HumanSignal / label-studio-converter

Tools for converting Label Studio annotations into common dataset formats
https://labelstud.io/
255 stars 132 forks source link

make create_tokens_and_tags robust against missing annotation fields #61

Open tomasohara opened 2 years ago

tomasohara commented 2 years ago

Hi, I ran into a problem with the CONLL converter failing due to a missing label in the annotations.

Although this is a problem with the label studio proper, it would be good for the converter to be more robust. For example, any access to the hash should use h.get('k', default) rather than h['k']. The default should allow the code to produce a reasonable approximation, as follows:

span['labels'][0]
=>
span.get('labels', ["_missing_"])[0]

Alternatively, having better exception handling would be good, provided it can pinpoint the source of the error.

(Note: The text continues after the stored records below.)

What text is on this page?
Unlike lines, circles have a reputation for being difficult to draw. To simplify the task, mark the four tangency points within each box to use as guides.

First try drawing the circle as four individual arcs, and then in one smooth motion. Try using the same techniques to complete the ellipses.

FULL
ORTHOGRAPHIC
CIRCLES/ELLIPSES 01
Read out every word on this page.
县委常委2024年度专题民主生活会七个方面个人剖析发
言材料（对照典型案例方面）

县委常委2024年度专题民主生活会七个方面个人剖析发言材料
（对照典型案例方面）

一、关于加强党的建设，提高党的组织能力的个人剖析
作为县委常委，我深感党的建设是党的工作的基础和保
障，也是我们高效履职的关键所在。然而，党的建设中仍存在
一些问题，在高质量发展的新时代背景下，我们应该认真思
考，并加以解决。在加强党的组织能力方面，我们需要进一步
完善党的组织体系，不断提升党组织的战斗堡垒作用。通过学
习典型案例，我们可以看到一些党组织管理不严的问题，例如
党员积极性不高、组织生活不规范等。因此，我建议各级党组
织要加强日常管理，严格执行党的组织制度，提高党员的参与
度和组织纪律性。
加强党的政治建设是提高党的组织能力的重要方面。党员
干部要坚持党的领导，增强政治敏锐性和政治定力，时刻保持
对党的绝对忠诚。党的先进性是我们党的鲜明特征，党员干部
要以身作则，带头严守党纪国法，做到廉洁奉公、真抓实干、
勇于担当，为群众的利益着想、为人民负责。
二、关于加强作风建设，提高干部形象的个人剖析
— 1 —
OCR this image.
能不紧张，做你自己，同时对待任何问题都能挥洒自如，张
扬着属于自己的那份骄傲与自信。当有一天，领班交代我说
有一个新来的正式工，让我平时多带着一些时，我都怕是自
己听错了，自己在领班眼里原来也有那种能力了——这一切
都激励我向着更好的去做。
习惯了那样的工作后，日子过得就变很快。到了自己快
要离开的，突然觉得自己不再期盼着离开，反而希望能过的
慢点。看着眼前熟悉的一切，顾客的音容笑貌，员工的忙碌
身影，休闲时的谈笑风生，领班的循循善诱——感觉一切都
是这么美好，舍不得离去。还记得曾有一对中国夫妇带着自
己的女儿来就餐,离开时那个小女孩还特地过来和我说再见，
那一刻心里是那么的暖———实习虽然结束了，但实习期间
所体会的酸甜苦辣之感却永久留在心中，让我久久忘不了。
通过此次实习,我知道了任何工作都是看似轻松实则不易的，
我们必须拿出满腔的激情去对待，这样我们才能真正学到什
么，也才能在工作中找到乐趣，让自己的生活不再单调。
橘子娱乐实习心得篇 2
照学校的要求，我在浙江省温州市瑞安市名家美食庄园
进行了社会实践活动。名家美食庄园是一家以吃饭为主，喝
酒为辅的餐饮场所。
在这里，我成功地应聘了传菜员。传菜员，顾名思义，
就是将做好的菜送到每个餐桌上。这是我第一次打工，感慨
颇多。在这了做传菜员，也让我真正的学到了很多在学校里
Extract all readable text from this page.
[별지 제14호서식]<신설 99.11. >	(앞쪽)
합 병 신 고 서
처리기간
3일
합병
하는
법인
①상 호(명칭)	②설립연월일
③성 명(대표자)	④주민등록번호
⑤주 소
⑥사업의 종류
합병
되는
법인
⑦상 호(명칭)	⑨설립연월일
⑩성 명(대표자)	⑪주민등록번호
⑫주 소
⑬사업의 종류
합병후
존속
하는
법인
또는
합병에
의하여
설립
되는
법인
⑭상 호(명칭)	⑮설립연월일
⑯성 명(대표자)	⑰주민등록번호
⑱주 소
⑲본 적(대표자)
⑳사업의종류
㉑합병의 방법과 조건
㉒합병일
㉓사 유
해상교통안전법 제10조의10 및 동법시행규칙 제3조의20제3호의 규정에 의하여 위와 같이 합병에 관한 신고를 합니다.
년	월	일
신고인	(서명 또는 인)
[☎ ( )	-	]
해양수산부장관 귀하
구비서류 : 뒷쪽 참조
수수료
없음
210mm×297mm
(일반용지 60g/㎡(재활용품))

Here's a simple illustration:

create_tokens_and_tags("My dog has ugly fleas",
                       [{'start': 3,
                         'end': 6,
                         'text': 'dog',
                         'type': 'Labels'}])
=>
KeyError: 'labels'

The attached file _bad-annotation.json.txt contains an actual export with the issue.

See extract_tokens_and_tags in the attached file (misc_converter.py.txt), which is in the context of an XML-extension I am working on.

As mentioned in issue #15, this needs work before it is ready for a pull request.

KonstantinKorotaev commented 2 years ago

Hi @tomasohara The issue is fixed in the latest converter package (version 0.0.37) , could you please check if it solves your problem?